5. Clocking out of conception? Weekly working hours are the single most influential variable affecting the pregnancy intentions of South Korean women according to this 2023 study of 22,000 women. Women who worked 40-45 hours a week had a 2.009 times higher chance of falling pregnant compared with women working more than 45 hours a week or fewer than 40 hours. South Koreans work the fourth most hours in the OECD, beaten only by the considerably less wealthy countries of Colombia, Mexico, Costa Rica and Chile.
6. The case for paying grandparents. Tyler Cowen – who would himself be willing to pay to look after his grandchildren – looks at Sweden’s policy of instead paying subsidies to grandparents to look after theirs. Cowen argues that though the policy might seem absurd, it is a Pareto improvement, a change that makes no-one worse off and at least one person better off. He adds that it might pay for itself by encouraging higher earning parents back to work more quickly.

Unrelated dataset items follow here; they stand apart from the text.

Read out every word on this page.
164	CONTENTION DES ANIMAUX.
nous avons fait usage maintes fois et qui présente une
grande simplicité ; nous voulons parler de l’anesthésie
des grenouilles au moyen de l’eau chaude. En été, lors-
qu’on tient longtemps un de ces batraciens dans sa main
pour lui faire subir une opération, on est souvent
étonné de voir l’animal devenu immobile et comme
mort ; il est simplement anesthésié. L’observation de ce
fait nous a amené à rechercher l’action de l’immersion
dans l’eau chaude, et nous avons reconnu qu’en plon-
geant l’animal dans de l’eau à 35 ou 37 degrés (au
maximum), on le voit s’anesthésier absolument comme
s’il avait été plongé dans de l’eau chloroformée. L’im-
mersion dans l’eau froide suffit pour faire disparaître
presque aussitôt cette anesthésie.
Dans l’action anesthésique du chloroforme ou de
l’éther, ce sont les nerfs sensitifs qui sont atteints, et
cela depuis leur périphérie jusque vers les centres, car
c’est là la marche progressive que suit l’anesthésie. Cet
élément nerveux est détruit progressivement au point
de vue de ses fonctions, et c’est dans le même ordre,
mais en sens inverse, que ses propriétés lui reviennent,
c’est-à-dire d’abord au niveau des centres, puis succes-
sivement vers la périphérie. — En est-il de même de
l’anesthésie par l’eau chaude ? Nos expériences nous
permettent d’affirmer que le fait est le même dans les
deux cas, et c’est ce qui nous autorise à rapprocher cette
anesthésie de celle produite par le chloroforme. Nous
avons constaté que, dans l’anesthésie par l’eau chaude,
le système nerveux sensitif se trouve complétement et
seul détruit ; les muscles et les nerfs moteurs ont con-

7. How co-workers affect fertility decisions. This April 2024 study looked at data from 11 million Italians working in the private sector to investigate the peer effects of people’s fertility decisions on colleagues. They found that a 1 percentage-point decrease in average co-worker fertility led to a reduction in the individual probability of having a child of 0.3 to 0.4 percentage points.

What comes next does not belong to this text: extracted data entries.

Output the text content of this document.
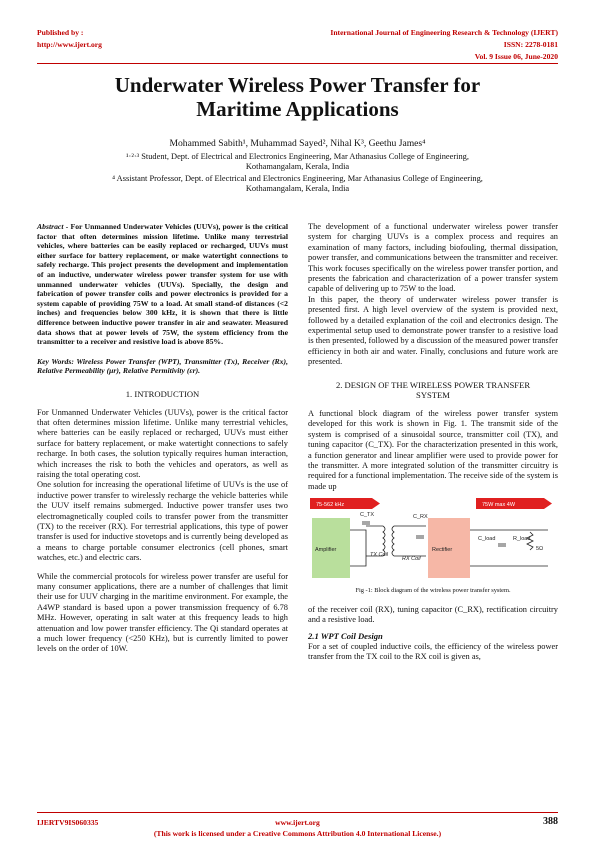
Published by :
http://www.ijert.org
International Journal of Engineering Research & Technology (IJERT)
ISSN: 2278-0181
Vol. 9 Issue 06, June-2020
Underwater Wireless Power Transfer for
Maritime Applications
Mohammed Sabith¹, Muhammad Sayed², Nihal K³, Geethu James⁴

¹·²·³ Student, Dept. of Electrical and Electronics Engineering, Mar Athanasius College of Engineering,

Kothamangalam, Kerala, India

⁴ Assistant Professor, Dept. of Electrical and Electronics Engineering, Mar Athanasius College of Engineering,

Kothamangalam, Kerala, India

Abstract - For Unmanned Underwater Vehicles (UUVs), power is the critical factor that often determines mission lifetime. Unlike many terrestrial vehicles, where batteries can be easily replaced or recharged, UUVs must either surface for battery replacement, or make watertight connections to safely recharge. This project presents the development and implementation of an inductive, underwater wireless power transfer system for use with unmanned underwater vehicles (UUVs). Specially, the design and fabrication of power transfer coils and power electronics is provided for a system capable of providing 75W to a load. At small stand-of distances (<2 inches) and frequencies below 300 kHz, it is shown that there is little difference between inductive power transfer in air and seawater. Measured data shows that at power levels of 75W, the system efficiency from the transmitter to a receiver and resistive load is above 85%.

Key Words: Wireless Power Transfer (WPT), Transmitter (Tx), Receiver (Rx), Relative Permeability (μr), Relative Permitivity (εr).

1. INTRODUCTION

For Unmanned Underwater Vehicles (UUVs), power is the critical factor that often determines mission lifetime. Unlike many terrestrial vehicles, where batteries can be easily replaced or recharged, UUVs must either surface for battery replacement, or make watertight connections to safely recharge. In both cases, the solution typically requires human interaction, which increases the risk to both the vehicles and operators, as well as raising the total operating cost.

One solution for increasing the operational lifetime of UUVs is the use of inductive power transfer to wirelessly recharge the vehicle batteries while the UUV itself remains submerged. Inductive power transfer uses two electromagnetically coupled coils to transfer power from the transmitter (TX) to the receiver (RX). For terrestrial applications, this type of power transfer is used for inductive stovetops and is currently being developed as a means to charge portable consumer electronics (cell phones, smart watches, etc.) and electric cars.

While the commercial protocols for wireless power transfer are useful for many consumer applications, there are a number of challenges that limit their use for UUV charging in the maritime environment. For example, the A4WP standard is based upon a power transmission frequency of 6.78 MHz. However, operating in salt water at this frequency leads to high attenuation and low power transfer efficiency. The Qi standard operates at a much lower frequency (<250 KHz), but is currently limited to power levels on the order of 10W.

The development of a functional underwater wireless power transfer system for charging UUVs is a complex process and requires an examination of many factors, including biofouling, thermal dissipation, power transfer, and communications between the transmitter and receiver. This work focuses specifically on the wireless power transfer portion, and presents the fabrication and characterization of a power transfer system capable of delivering up to 75W to the load.

In this paper, the theory of underwater wireless power transfer is presented first. A high level overview of the system is provided next, followed by a detailed explanation of the coil and electronics design. The experimental setup used to demonstrate power transfer to a resistive load is then presented, followed by a discussion of the measured power transfer efficiency in both air and water. Finally, conclusions and future work are presented.

2. DESIGN OF THE WIRELESS POWER TRANSFER

SYSTEM

A functional block diagram of the wireless power transfer system developed for this work is shown in Fig. 1. The transmit side of the system is comprised of a sinusoidal source, transmitter coil (TX), and tuning capacitor (C_TX). For the characterization presented in this work, a function generator and linear amplifier were used to provide power for the transmitter. A more integrated solution of the transmitter circuitry is required for a functional implementation. The receive side of the system is made up

75-562 kHz	75W max 4W
Amplifier
C_TX
TX Coil
C_RX
RX Coil
Rectifier
C_load	R_load
5Ω

Fig -1: Block diagram of the wireless power transfer system.

of the receiver coil (RX), tuning capacitor (C_RX), rectification circuitry and a resistive load.

2.1 WPT Coil Design

For a set of coupled inductive coils, the efficiency of the wireless power transfer from the TX coil to the RX coil is given as,

IJERTV9IS060335	www.ijert.org	388
(This work is licensed under a Creative Commons Attribution 4.0 International License.)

8. Access to fertility treatment is important for human flourishing. A paper from May 2024 drawing on Swedish data finds that women whose fertility treatment is unsuccessful are 48 percent more likely to suffer from mental health issues several years later than those whose treatment is successful. Additionally, this group of women experiences no income benefits or protection in comparison with those who have a child after treatment. The authors also find that infertile couples in the lowest decile of income distribution are willing to pay proportionately more for the chance to have a child via IVF than couples in the highest (5.5 months of disposable income versus 3.1).
9. 47,000 godchildren and counting. In 2009, the country of Georgia’s religious leader – Patriarch Ilia II – responded to declining birth rates by announcing that he would: personally baptize any baby born to parents with more than two children; carry out the baptism in Tbilisi’s cathedral; and act as the baby’s godfather. 15 years on, Ilia has more than 47,000 godchildren, including those from a mass baptism of 1,200 babies carried out in July.

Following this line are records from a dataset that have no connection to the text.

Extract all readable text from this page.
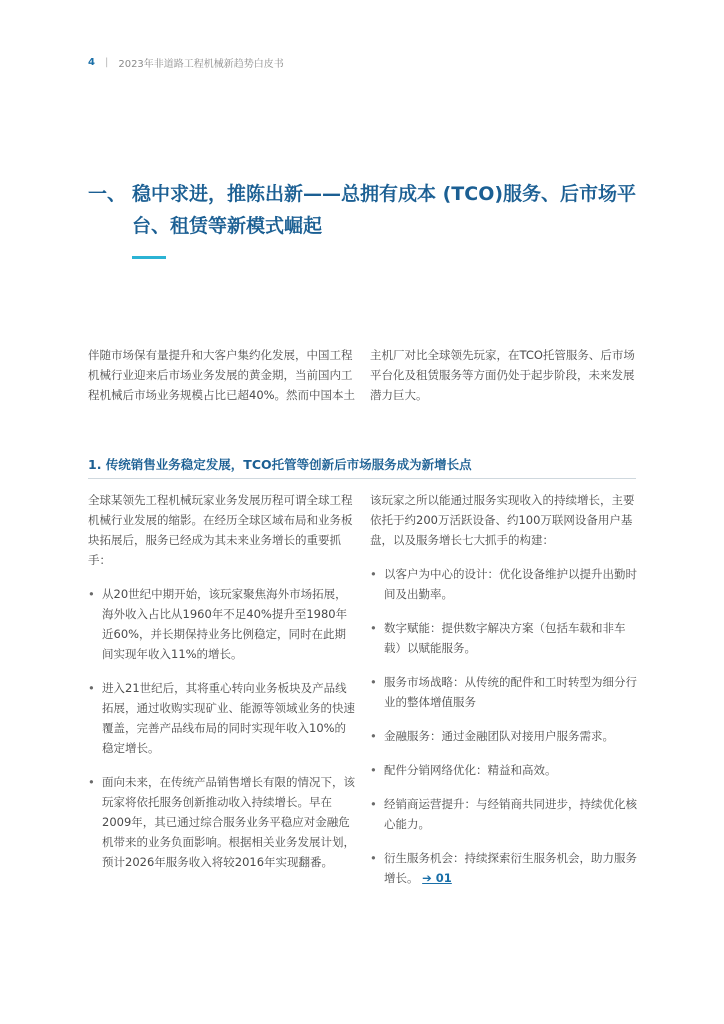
4 | 2023年非道路工程机械新趋势白皮书
一、 稳中求进，推陈出新——总拥有成本 (TCO)服务、后市场平台、租赁等新模式崛起
伴随市场保有量提升和大客户集约化发展，中国工程机械行业迎来后市场业务发展的黄金期，当前国内工程机械后市场业务规模占比已超40%。然而中国本土
主机厂对比全球领先玩家，在TCO托管服务、后市场平台化及租赁服务等方面仍处于起步阶段，未来发展潜力巨大。
1. 传统销售业务稳定发展，TCO托管等创新后市场服务成为新增长点

全球某领先工程机械玩家业务发展历程可谓全球工程机械行业发展的缩影。在经历全球区域布局和业务板块拓展后，服务已经成为其未来业务增长的重要抓手：

• 从20世纪中期开始，该玩家聚焦海外市场拓展，海外收入占比从1960年不足40%提升至1980年近60%，并长期保持业务比例稳定，同时在此期间实现年收入11%的增长。
• 进入21世纪后，其将重心转向业务板块及产品线拓展，通过收购实现矿业、能源等领域业务的快速覆盖，完善产品线布局的同时实现年收入10%的稳定增长。
• 面向未来，在传统产品销售增长有限的情况下，该玩家将依托服务创新推动收入持续增长。早在2009年，其已通过综合服务业务平稳应对金融危机带来的业务负面影响。根据相关业务发展计划，预计2026年服务收入将较2016年实现翻番。

该玩家之所以能通过服务实现收入的持续增长，主要依托于约200万活跃设备、约100万联网设备用户基盘，以及服务增长七大抓手的构建：

• 以客户为中心的设计：优化设备维护以提升出勤时间及出勤率。
• 数字赋能：提供数字解决方案（包括车载和非车载）以赋能服务。
• 服务市场战略：从传统的配件和工时转型为细分行业的整体增值服务
• 金融服务：通过金融团队对接用户服务需求。
• 配件分销网络优化：精益和高效。
• 经销商运营提升：与经销商共同进步，持续优化核心能力。
• 衍生服务机会：持续探索衍生服务机会，助力服务增长。 ➔ 01
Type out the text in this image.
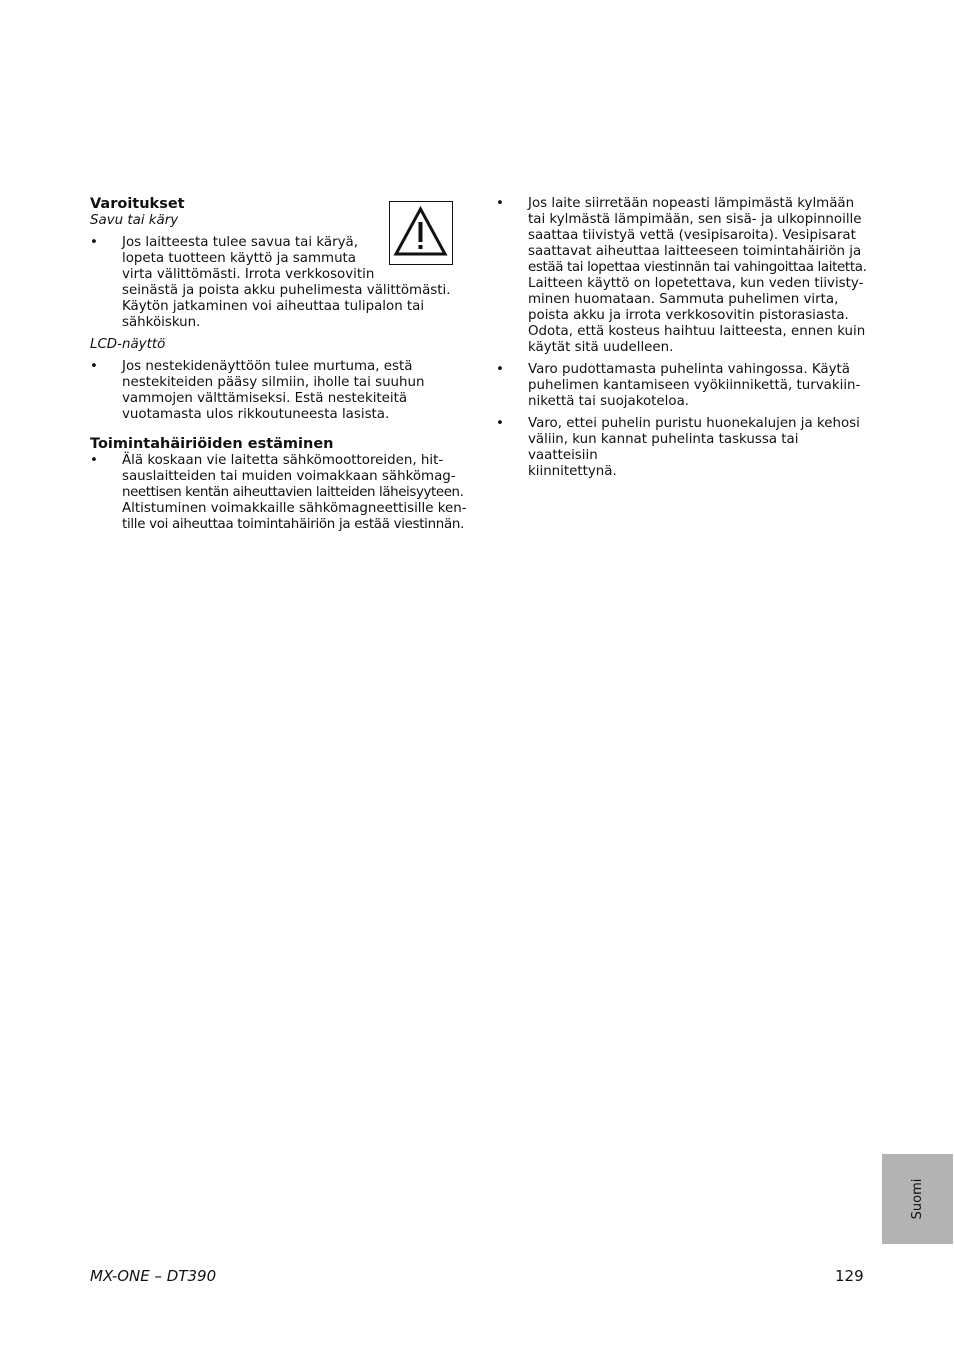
Varoitukset
Savu tai käry
• Jos laitteesta tulee savua tai käryä,
lopeta tuotteen käyttö ja sammuta
virta välittömästi. Irrota verkkosovitin
seinästä ja poista akku puhelimesta välittömästi.
Käytön jatkaminen voi aiheuttaa tulipalon tai
sähköiskun.
LCD-näyttö
• Jos nestekidenäyttöön tulee murtuma, estä
nestekiteiden pääsy silmiin, iholle tai suuhun
vammojen välttämiseksi. Estä nestekiteitä
vuotamasta ulos rikkoutuneesta lasista.
Toimintahäiriöiden estäminen
• Älä koskaan vie laitetta sähkömoottoreiden, hit-
sauslaitteiden tai muiden voimakkaan sähkömag-
neettisen kentän aiheuttavien laitteiden läheisyyteen.
Altistuminen voimakkaille sähkömagneettisille ken-
tille voi aiheuttaa toimintahäiriön ja estää viestinnän.
• Jos laite siirretään nopeasti lämpimästä kylmään
tai kylmästä lämpimään, sen sisä- ja ulkopinnoille
saattaa tiivistyä vettä (vesipisaroita). Vesipisarat
saattavat aiheuttaa laitteeseen toimintahäiriön ja
estää tai lopettaa viestinnän tai vahingoittaa laitetta.
Laitteen käyttö on lopetettava, kun veden tiivisty-
minen huomataan. Sammuta puhelimen virta,
poista akku ja irrota verkkosovitin pistorasiasta.
Odota, että kosteus haihtuu laitteesta, ennen kuin
käytät sitä uudelleen.
• Varo pudottamasta puhelinta vahingossa. Käytä
puhelimen kantamiseen vyökiinnikettä, turvakiin-
nikettä tai suojakoteloa.
• Varo, ettei puhelin puristu huonekalujen ja kehosi
väliin, kun kannat puhelinta taskussa tai vaatteisiin
kiinnitettynä.
Suomi
MX-ONE – DT390	129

10. Giving birth has not become less safe for American moms. Saloni Dattani explains that the terrifying rise in maternal deaths in the US since 2000 is actually the result of a change in how maternal mortality is measured. A ‘pregnancy checkbox’ began to be added to death certificates in 2003, which led to the overcounting of maternal deaths, in some cases because the box was ticked by mistake. The checkbox was adopted at different paces in different states, creating the appearance of a gradual rise in deaths seen in the above chart.
11. IVF has become significantly more effective, including over the past decade…In the UK in 1995 (the year my husband was born via IVF), on average only eight percent of embryo transfers resulted in the birth of a child. In 2010, it was 16 percent Today, it’s 23 percent (and 25 percent when the embryo has been frozen prior to implantation). This comes from the UK’s Human Fertility and Embryology Authority’s new data dashboard.
12. …and might be about to improve further! In July, it was announced that 42.6 percent of IVF patients randomized to take a pill designed to make it easier for an embryo to implant into the womb gave birth to a child, in comparison with 35.7 percent of those who took the placebo. The drug will next be tested on a larger group of women.